As the doctor - the Minister may not have a medical degree but he has earned a doctorate in philosophy for his research in economics - exudes confidence in his second budget since the Left Democratic Front (LDF) came to power, the jury is still out on whether that self-assurance will translate into sound and solid economic growth for Kerala.

The stage for this year's budget was clearly set out in the Economic Review 2006 brought out by the State Planning Board. Drawing parallels with the trajectory of the national economy, the Economic Review points to the near-similarity in Gross State Domestic Product (GSDP) growth rates - 8.2 per cent and 8 per cent for 2004-05 and 2005-06, in the case of Kerala, and 7.5 per cent and 8.4 per cent for the national economy.

KEY DIFFERENCES

However, the Economic Review points to two significant differences between the economies of Kerala and India. The first concerns the relative shares of the different sectors (primary, secondary and tertiary) in the gross output.

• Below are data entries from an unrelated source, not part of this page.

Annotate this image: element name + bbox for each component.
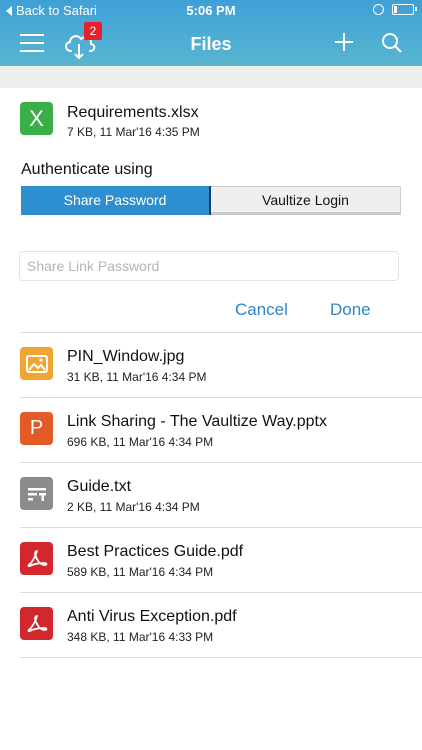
- done-button[interactable]: Done: [330, 300, 371, 320]
- vaultize-login-segment[interactable]: Vaultize Login: [211, 186, 401, 215]
- share-password-segment[interactable]: Share Password: [21, 186, 211, 215]
- selected-file[interactable]: X Requirements.xlsx 7 KB, 11 Mar'16 4:35…: [0, 98, 422, 148]
- file-meta: 31 KB, 11 Mar'16 4:34 PM: [67, 370, 207, 384]
- file-name: Best Practices Guide.pdf: [67, 543, 244, 560]
- status-bar: Back to Safari 5:06 PM: [0, 0, 422, 22]
- file-name: Link Sharing - The Vaultize Way.pptx: [67, 413, 327, 430]
- excel-icon-letter: X: [29, 105, 44, 131]
- powerpoint-icon: P: [20, 412, 53, 445]
- list-item[interactable]: Guide.txt 2 KB, 11 Mar'16 4:34 PM: [0, 463, 422, 527]
- app-header: Back to Safari 5:06 PM 2 Files: [0, 0, 422, 66]
- text-file-icon: [20, 477, 53, 510]
- status-indicators: [373, 4, 417, 15]
- page-title: Files: [190, 34, 232, 54]
- powerpoint-icon-letter: P: [29, 417, 44, 439]
- pdf-icon: [20, 542, 53, 575]
- file-meta: 348 KB, 11 Mar'16 4:33 PM: [67, 630, 214, 644]
- file-meta: 589 KB, 11 Mar'16 4:34 PM: [67, 565, 214, 579]
- cancel-button[interactable]: Cancel: [235, 300, 288, 320]
- divider: [20, 657, 422, 658]
- add-icon[interactable]: [333, 31, 355, 53]
- header-separator: [0, 66, 422, 88]
- status-time: 5:06 PM: [186, 3, 236, 18]
- excel-icon: X: [20, 102, 53, 135]
- battery-level: [394, 6, 398, 13]
- auth-method-segmented-control: Share Password Vaultize Login: [21, 186, 401, 215]
- file-name: Anti Virus Exception.pdf: [67, 608, 237, 625]
- file-name: PIN_Window.jpg: [67, 348, 185, 365]
- list-item[interactable]: Best Practices Guide.pdf 589 KB, 11 Mar'…: [0, 528, 422, 592]
- list-item[interactable]: PIN_Window.jpg 31 KB, 11 Mar'16 4:34 PM: [0, 333, 422, 397]
- list-item[interactable]: P Link Sharing - The Vaultize Way.pptx 6…: [0, 398, 422, 462]
- file-name: Guide.txt: [67, 478, 132, 495]
- battery-icon: [392, 4, 417, 15]
- image-icon: [20, 347, 53, 380]
- file-meta: 2 KB, 11 Mar'16 4:34 PM: [67, 500, 200, 514]
- rotation-lock-icon: [373, 4, 384, 15]
- authenticate-label: Authenticate using: [21, 161, 153, 178]
- pdf-icon: [20, 607, 53, 640]
- selected-file-name: Requirements.xlsx: [67, 104, 199, 121]
- share-link-password-input[interactable]: [19, 251, 399, 281]
- search-icon[interactable]: [381, 32, 403, 54]
- navigation-bar: 2 Files: [0, 22, 422, 66]
- list-item[interactable]: Anti Virus Exception.pdf 348 KB, 11 Mar'…: [0, 593, 422, 657]
- selected-file-meta: 7 KB, 11 Mar'16 4:35 PM: [67, 125, 200, 139]
- file-meta: 696 KB, 11 Mar'16 4:34 PM: [67, 435, 214, 449]
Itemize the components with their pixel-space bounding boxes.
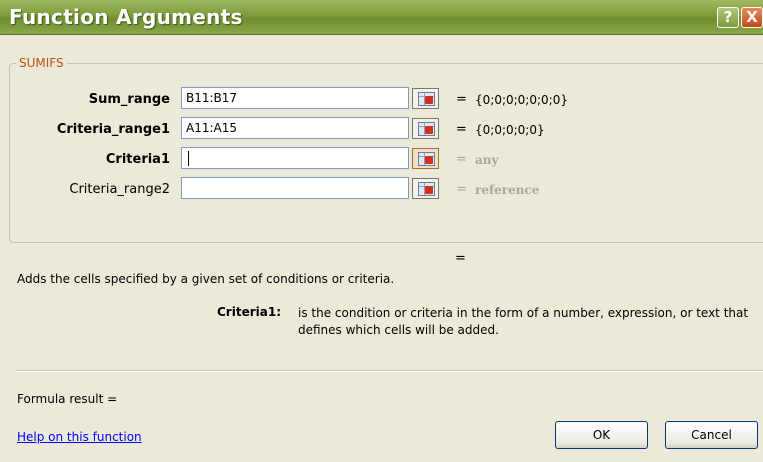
- function-result-equals: =: [455, 251, 466, 266]
- range-arrow-icon: [425, 96, 433, 104]
- range-arrow-icon: [425, 186, 433, 194]
- function-arguments-dialog: Function Arguments ? X SUMIFS Sum_range …: [0, 0, 763, 462]
- criteria-range2-equals: =: [456, 182, 467, 197]
- function-description: Adds the cells specified by a given set …: [17, 272, 395, 286]
- criteria-range1-equals: =: [456, 122, 467, 137]
- criteria-range2-label: Criteria_range2: [69, 182, 170, 197]
- text-cursor: [188, 151, 189, 166]
- close-icon[interactable]: X: [741, 7, 763, 28]
- argument-help-name: Criteria1:: [217, 305, 281, 319]
- argument-help-text: is the condition or criteria in the form…: [298, 306, 749, 337]
- function-name-label: SUMIFS: [16, 56, 67, 70]
- criteria1-collapse-button[interactable]: [412, 148, 439, 169]
- criteria-range2-result: reference: [475, 183, 540, 197]
- sum-range-equals: =: [456, 92, 467, 107]
- help-icon[interactable]: ?: [717, 7, 739, 28]
- title-bar: Function Arguments ? X: [0, 0, 763, 35]
- divider: [17, 370, 763, 372]
- criteria1-result: any: [475, 153, 499, 167]
- criteria-range1-input[interactable]: A11:A15: [181, 117, 409, 139]
- criteria-range1-result: {0;0;0;0;0}: [475, 123, 545, 137]
- criteria-range2-collapse-button[interactable]: [412, 178, 439, 199]
- criteria-range2-input[interactable]: [181, 177, 409, 199]
- sum-range-result: {0;0;0;0;0;0;0}: [475, 93, 568, 107]
- criteria1-equals: =: [456, 152, 467, 167]
- criteria1-label: Criteria1: [105, 152, 170, 167]
- help-on-function-link[interactable]: Help on this function: [17, 430, 142, 444]
- sum-range-input[interactable]: B11:B17: [181, 87, 409, 109]
- sum-range-collapse-button[interactable]: [412, 88, 439, 109]
- ok-button[interactable]: OK: [555, 421, 648, 449]
- range-arrow-icon: [425, 126, 433, 134]
- sum-range-label: Sum_range: [88, 92, 170, 107]
- formula-result: Formula result =: [17, 392, 118, 406]
- criteria-range1-collapse-button[interactable]: [412, 118, 439, 139]
- dialog-title: Function Arguments: [9, 5, 243, 29]
- range-arrow-icon: [425, 156, 433, 164]
- criteria1-input[interactable]: [181, 147, 409, 169]
- cancel-button[interactable]: Cancel: [665, 421, 758, 449]
- criteria-range1-label: Criteria_range1: [56, 122, 170, 137]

(According to the Economic Review, the tertiary sector accounted for 60.5 per cent of the GSDP, while the primary sector contributed just 15.7 per cent, with the secondary sector bringing in a contribution of 23.8 per cent.)

The second difference between the State and national economies is that within the secondary sector in the State, the construction, rather than the manufacturing sub-sector, predominates.

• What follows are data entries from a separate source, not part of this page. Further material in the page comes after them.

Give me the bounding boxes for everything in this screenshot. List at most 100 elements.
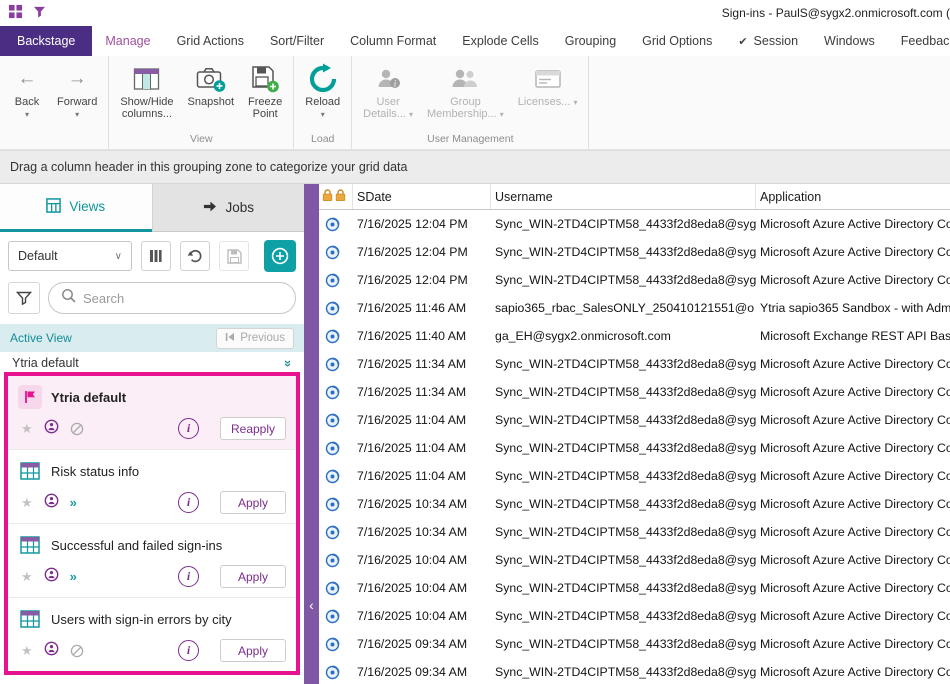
- licenses-button[interactable]: Licenses... ▾: [511, 58, 585, 111]
- jobs-arrow-icon: [202, 200, 217, 216]
- group-people-icon: [450, 62, 480, 96]
- snapshot-button[interactable]: Snapshot: [181, 58, 241, 110]
- ribbon-tab[interactable]: ✔ Column Format: [337, 26, 449, 56]
- apply-view-button[interactable]: Apply: [220, 491, 286, 514]
- ribbon-tab[interactable]: ✔ Session: [725, 26, 811, 56]
- view-info-button[interactable]: i: [178, 566, 199, 587]
- signin-row-icon: [319, 469, 353, 484]
- favorite-star-icon[interactable]: ★: [21, 496, 33, 509]
- group-membership-button[interactable]: Group Membership... ▾: [420, 58, 511, 123]
- ribbon-tab[interactable]: ✔ Explode Cells: [449, 26, 551, 56]
- favorite-star-icon[interactable]: ★: [21, 422, 33, 435]
- cell-application: Microsoft Azure Active Directory Co: [756, 497, 950, 511]
- back-button[interactable]: ← Back ▾: [4, 58, 50, 121]
- view-info-button[interactable]: i: [178, 418, 199, 439]
- ribbon-tab[interactable]: ✔ Windows: [811, 26, 888, 56]
- apply-view-button[interactable]: Apply: [220, 639, 286, 662]
- ribbon-tab[interactable]: ✔ Grid Options: [629, 26, 725, 56]
- table-row[interactable]: 7/16/2025 11:04 AM Sync_WIN-2TD4CIPTM58_…: [319, 434, 950, 462]
- favorite-star-icon[interactable]: ★: [21, 644, 33, 657]
- table-row[interactable]: 7/16/2025 11:04 AM Sync_WIN-2TD4CIPTM58_…: [319, 406, 950, 434]
- forward-button[interactable]: → Forward ▾: [50, 58, 104, 121]
- reload-button[interactable]: Reload ▾: [298, 58, 347, 121]
- grid-views-icon: [46, 198, 61, 216]
- licenses-label: Licenses...: [518, 96, 571, 108]
- cell-application: Microsoft Azure Active Directory Co: [756, 357, 950, 371]
- ribbon-group-nav: ← Back ▾ → Forward ▾: [0, 56, 109, 149]
- tab-views[interactable]: Views: [0, 184, 152, 232]
- column-header-locks[interactable]: [319, 184, 353, 209]
- view-set-select[interactable]: Default ∨: [8, 241, 132, 271]
- quick-menu-icon[interactable]: [33, 5, 46, 23]
- table-row[interactable]: 7/16/2025 11:34 AM Sync_WIN-2TD4CIPTM58_…: [319, 378, 950, 406]
- view-set-value: Default: [18, 249, 58, 263]
- table-row[interactable]: 7/16/2025 11:04 AM Sync_WIN-2TD4CIPTM58_…: [319, 462, 950, 490]
- freeze-point-button[interactable]: Freeze Point: [241, 58, 289, 122]
- view-info-button[interactable]: i: [178, 492, 199, 513]
- tab-jobs[interactable]: Jobs: [152, 184, 305, 232]
- previous-button[interactable]: Previous: [216, 328, 294, 349]
- table-row[interactable]: 7/16/2025 10:34 AM Sync_WIN-2TD4CIPTM58_…: [319, 518, 950, 546]
- builtin-badge-icon: [44, 641, 59, 661]
- show-hide-label-1: Show/Hide: [120, 96, 173, 108]
- signin-row-icon: [319, 665, 353, 680]
- ribbon-tab[interactable]: ✔ Sort/Filter: [257, 26, 337, 56]
- view-list-item[interactable]: Successful and failed sign-ins ★ » i App…: [8, 523, 296, 597]
- group-membership-label-1: Group: [450, 96, 481, 108]
- caret-icon: ▾: [75, 110, 79, 119]
- column-header-application[interactable]: Application: [756, 184, 950, 209]
- apply-view-button[interactable]: Reapply: [220, 417, 286, 440]
- panel-splitter[interactable]: ‹: [304, 184, 319, 684]
- table-row[interactable]: 7/16/2025 09:34 AM Sync_WIN-2TD4CIPTM58_…: [319, 658, 950, 684]
- collapse-panel-icon[interactable]: ‹: [304, 598, 319, 612]
- ribbon-tab[interactable]: ✔ Feedback: [888, 26, 950, 56]
- ribbon-tab[interactable]: ✔ Backstage: [0, 26, 92, 56]
- manage-columns-button[interactable]: [141, 241, 171, 271]
- ribbon-tab[interactable]: ✔ Grid Actions: [164, 26, 257, 56]
- view-list-item[interactable]: Ytria default ★ » i Reapply: [8, 376, 296, 449]
- search-icon: [61, 288, 76, 308]
- reset-view-button[interactable]: [180, 241, 210, 271]
- collapse-section-icon[interactable]: »: [281, 359, 296, 366]
- table-row[interactable]: 7/16/2025 09:34 AM Sync_WIN-2TD4CIPTM58_…: [319, 630, 950, 658]
- lock-icon: [322, 189, 333, 205]
- view-name: Ytria default: [51, 390, 126, 405]
- view-list-item[interactable]: Users with sign-in errors by city ★ » i …: [8, 597, 296, 671]
- ribbon-tab[interactable]: ✔ Manage: [92, 26, 163, 56]
- column-header-username[interactable]: Username: [491, 184, 756, 209]
- view-info-button[interactable]: i: [178, 640, 199, 661]
- ribbon-tab-label: Explode Cells: [462, 34, 538, 48]
- table-row[interactable]: 7/16/2025 10:04 AM Sync_WIN-2TD4CIPTM58_…: [319, 574, 950, 602]
- view-list-item[interactable]: Risk status info ★ » i Apply: [8, 449, 296, 523]
- column-header-date[interactable]: SDate: [353, 184, 491, 209]
- user-details-button[interactable]: i User Details... ▾: [356, 58, 420, 123]
- caret-icon: ▾: [321, 110, 325, 119]
- table-row[interactable]: 7/16/2025 11:34 AM Sync_WIN-2TD4CIPTM58_…: [319, 350, 950, 378]
- show-hide-label-2: columns...: [122, 108, 172, 120]
- apply-view-button[interactable]: Apply: [220, 565, 286, 588]
- table-row[interactable]: 7/16/2025 12:04 PM Sync_WIN-2TD4CIPTM58_…: [319, 238, 950, 266]
- table-row[interactable]: 7/16/2025 11:46 AM sapio365_rbac_SalesON…: [319, 294, 950, 322]
- snapshot-label: Snapshot: [188, 96, 234, 108]
- favorite-star-icon[interactable]: ★: [21, 570, 33, 583]
- autoapply-arrows-icon: »: [70, 569, 77, 584]
- ribbon-tab[interactable]: ✔ Grouping: [552, 26, 629, 56]
- table-row[interactable]: 7/16/2025 12:04 PM Sync_WIN-2TD4CIPTM58_…: [319, 266, 950, 294]
- add-view-button[interactable]: [264, 240, 296, 272]
- app-icon[interactable]: [8, 4, 23, 24]
- filter-button[interactable]: [8, 282, 40, 314]
- show-hide-columns-button[interactable]: Show/Hide columns...: [113, 58, 180, 122]
- table-row[interactable]: 7/16/2025 12:04 PM Sync_WIN-2TD4CIPTM58_…: [319, 210, 950, 238]
- grouping-zone[interactable]: Drag a column header in this grouping zo…: [0, 150, 950, 184]
- table-row[interactable]: 7/16/2025 10:04 AM Sync_WIN-2TD4CIPTM58_…: [319, 602, 950, 630]
- save-view-button[interactable]: [219, 241, 249, 271]
- table-row[interactable]: 7/16/2025 10:04 AM Sync_WIN-2TD4CIPTM58_…: [319, 546, 950, 574]
- search-input[interactable]: [83, 291, 283, 306]
- table-row[interactable]: 7/16/2025 11:40 AM ga_EH@sygx2.onmicroso…: [319, 322, 950, 350]
- tab-jobs-label: Jobs: [225, 200, 254, 215]
- signin-row-icon: [319, 497, 353, 512]
- caret-icon: ▾: [573, 98, 577, 107]
- table-row[interactable]: 7/16/2025 10:34 AM Sync_WIN-2TD4CIPTM58_…: [319, 490, 950, 518]
- signin-row-icon: [319, 301, 353, 316]
- cell-date: 7/16/2025 11:46 AM: [353, 301, 491, 315]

From these crucial differences, the Economic Review points to the structural highlights of the Kerala economy - the preponderance of small and traditional industries, and how the inflow of non-resident Keralites' remittances drives the State's economy. And from these characteristics come the philosophical and developmental directions of Kerala's budget proposals for 2007-08.

NRK FUNDS

The Finance Minister hopes to tap into non-resident Keralite (NRK) remittances to launch a new company - Infrastructure Kerala Ltd - to build up infrastructure for the development of information technology in the State.

In his budget proposals, Dr Isaac hopes to raise additional resources of Rs 248.69 crore through taxing transactions in commodities such as vehicles, property, tobacco products, luxury coaches, paper lotteries and granite quarries.

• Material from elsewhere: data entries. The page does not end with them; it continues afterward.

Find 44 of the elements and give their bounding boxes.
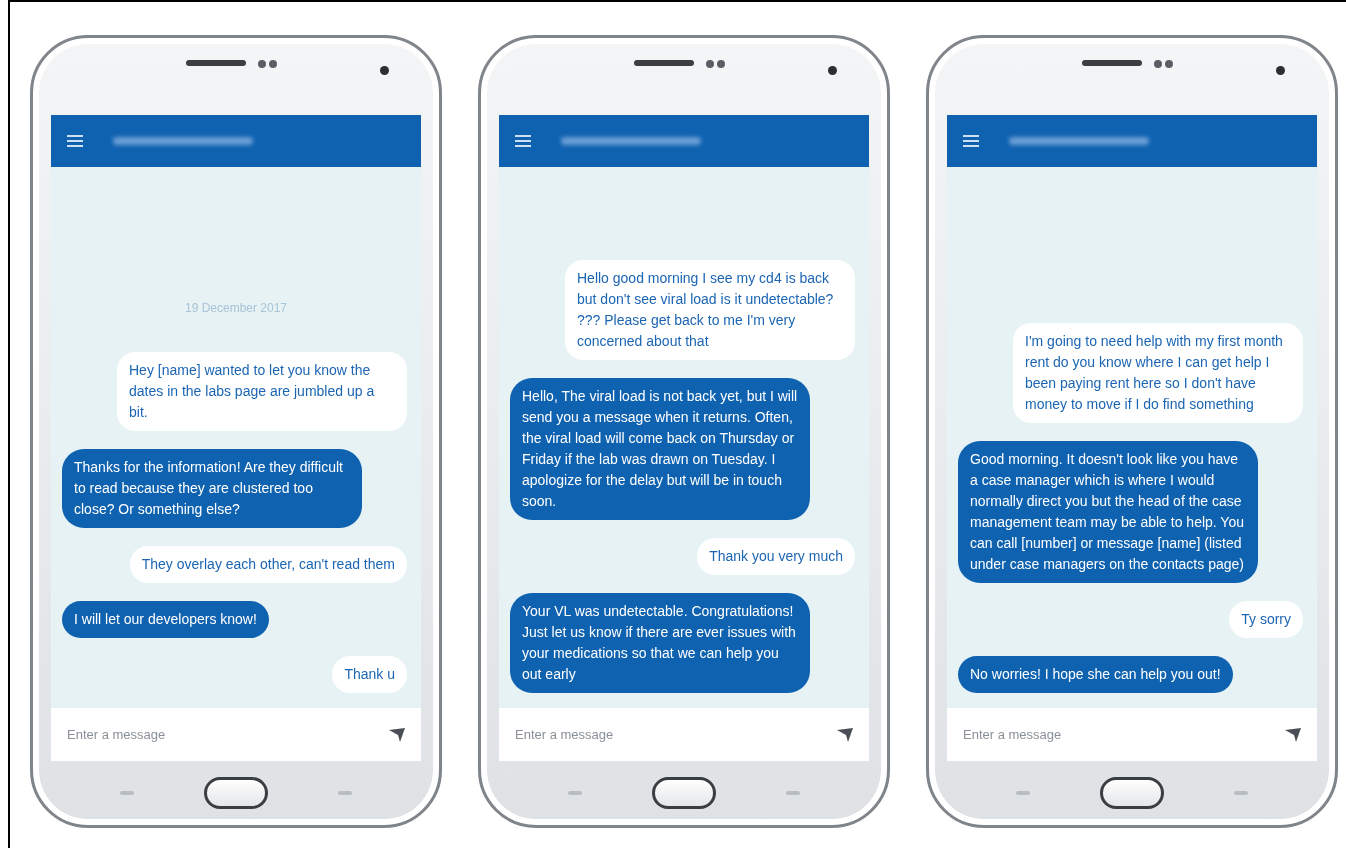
menu-key-icon	[120, 791, 134, 795]
sent-message: Thank you very much	[697, 538, 855, 575]
message-input[interactable]: Enter a message	[515, 724, 837, 745]
received-message: Good morning. It doesn't look like you have a case manager which is where I would normally direct you but the head of the case management team may be able to help. You can call [number] or message [name] (listed under case managers on the contacts page)	[958, 441, 1258, 583]
send-icon[interactable]	[837, 727, 853, 742]
received-message: Thanks for the information! Are they difficult to read because they are clustered too close? Or something else?	[62, 449, 362, 528]
received-message: I will let our developers know!	[62, 601, 269, 638]
speaker-grille	[1082, 60, 1142, 66]
message-composer[interactable]: Enter a message	[499, 708, 869, 761]
sent-message: Ty sorry	[1229, 601, 1303, 638]
sent-message: Hey [name] wanted to let you know the dates in the labs page are jumbled up a bit.	[117, 352, 407, 431]
sent-message: I'm going to need help with my first month rent do you know where I can get help I been paying rent here so I don't have money to move if I do find something	[1013, 323, 1303, 423]
date-label: 19 December 2017	[183, 300, 289, 317]
home-button[interactable]	[204, 777, 268, 809]
back-key-icon	[1234, 791, 1248, 795]
received-message: Your VL was undetectable. Congratulations! Just let us know if there are ever issues with your medications so that we can help you out early	[510, 593, 810, 693]
message-input[interactable]: Enter a message	[963, 724, 1285, 745]
received-message: Hello, The viral load is not back yet, but I will send you a message when it returns. Often, the viral load will come back on Thursday or Friday if the lab was drawn on Tuesday. I apologize for the delay but will be in touch soon.	[510, 378, 810, 520]
sent-message: They overlay each other, can't read them	[129, 546, 407, 583]
menu-icon[interactable]	[515, 134, 531, 148]
sensor-dots	[258, 60, 277, 68]
sensor-dots	[1154, 60, 1173, 68]
speaker-grille	[186, 60, 246, 66]
front-camera	[1276, 66, 1285, 75]
back-key-icon	[786, 791, 800, 795]
speaker-grille	[634, 60, 694, 66]
message-composer[interactable]: Enter a message	[947, 708, 1317, 761]
home-button[interactable]	[652, 777, 716, 809]
menu-icon[interactable]	[963, 134, 979, 148]
send-icon[interactable]	[1285, 727, 1301, 742]
home-button[interactable]	[1100, 777, 1164, 809]
sensor-dots	[706, 60, 725, 68]
menu-key-icon	[568, 791, 582, 795]
front-camera	[828, 66, 837, 75]
message-composer[interactable]: Enter a message	[51, 708, 421, 761]
sent-message: Hello good morning I see my cd4 is back but don't see viral load is it undetectable? ??? Please get back to me I'm very concerned about that	[565, 260, 855, 360]
menu-icon[interactable]	[67, 134, 83, 148]
send-icon[interactable]	[389, 727, 405, 742]
menu-key-icon	[1016, 791, 1030, 795]
message-input[interactable]: Enter a message	[67, 724, 389, 745]
front-camera	[380, 66, 389, 75]
received-message: No worries! I hope she can help you out!	[958, 656, 1233, 693]
back-key-icon	[338, 791, 352, 795]
sent-message: Thank u	[332, 656, 407, 693]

The Minister has targeted as much as Rs 6,000 crore in value-added tax (VAT) revenue in the next fiscal. From Rs 2,950 crore in the previous year, VAT collections in 2005-2006 (by provisional estimates) had risen to Rs 4,500 crore.

However, due to the dismal performance in tax collections in previous years, Kerala's total tax-GSDP ratio has been hovering around 11 per cent of GSDP since 2002-2003, even as those of neighbouring States are escalating, says the Economic Review.

FISCAL DILEMMAS

Thus, even as this year's budget proposals focus on protecting the agricultural and traditional sectors, and upgrading the general standards of public amenities in education and healthcare, Kerala is still faced with fiscal dilemmas.

During the period from 1995-96 to 2006-07 (up to December 31, 2006), the total debt of the State increased from Rs.10,113.54 crore to Rs.55,320.49. "The ever growing debt of the State at this rate is a matter of serious concern," the Economic Review warns.

The Finance Minister still has to resolve the fundamental dichotomy facing Kerala - the contradiction between a high overall growth rate and stagnation in the primary sector. This, as the Economic Review stresses, would not really matter if workers in the primary sector were able to shift into the faster growing sectors. However, this has not been happening in Kerala.

CHALLENGES AHEAD

Thus, even as Dr Isaac recognises that the major challenge in this year's Budget is to raise revenue receipts in order to speed up growth in the productive sectors and improve the quality of services, he still has to pump out more incentives so as to achieve the goal of a robust economy as the catalyst for revenue growth.

In theory, increased economic activity, coupled with lower taxes, will make up for lost revenue. But with inflation approaching an annual rate of 7 per cent that might work only in the short term. This year's budget proposals appear unlikely to be able to spur Kerala's economy into a new orbit of growth.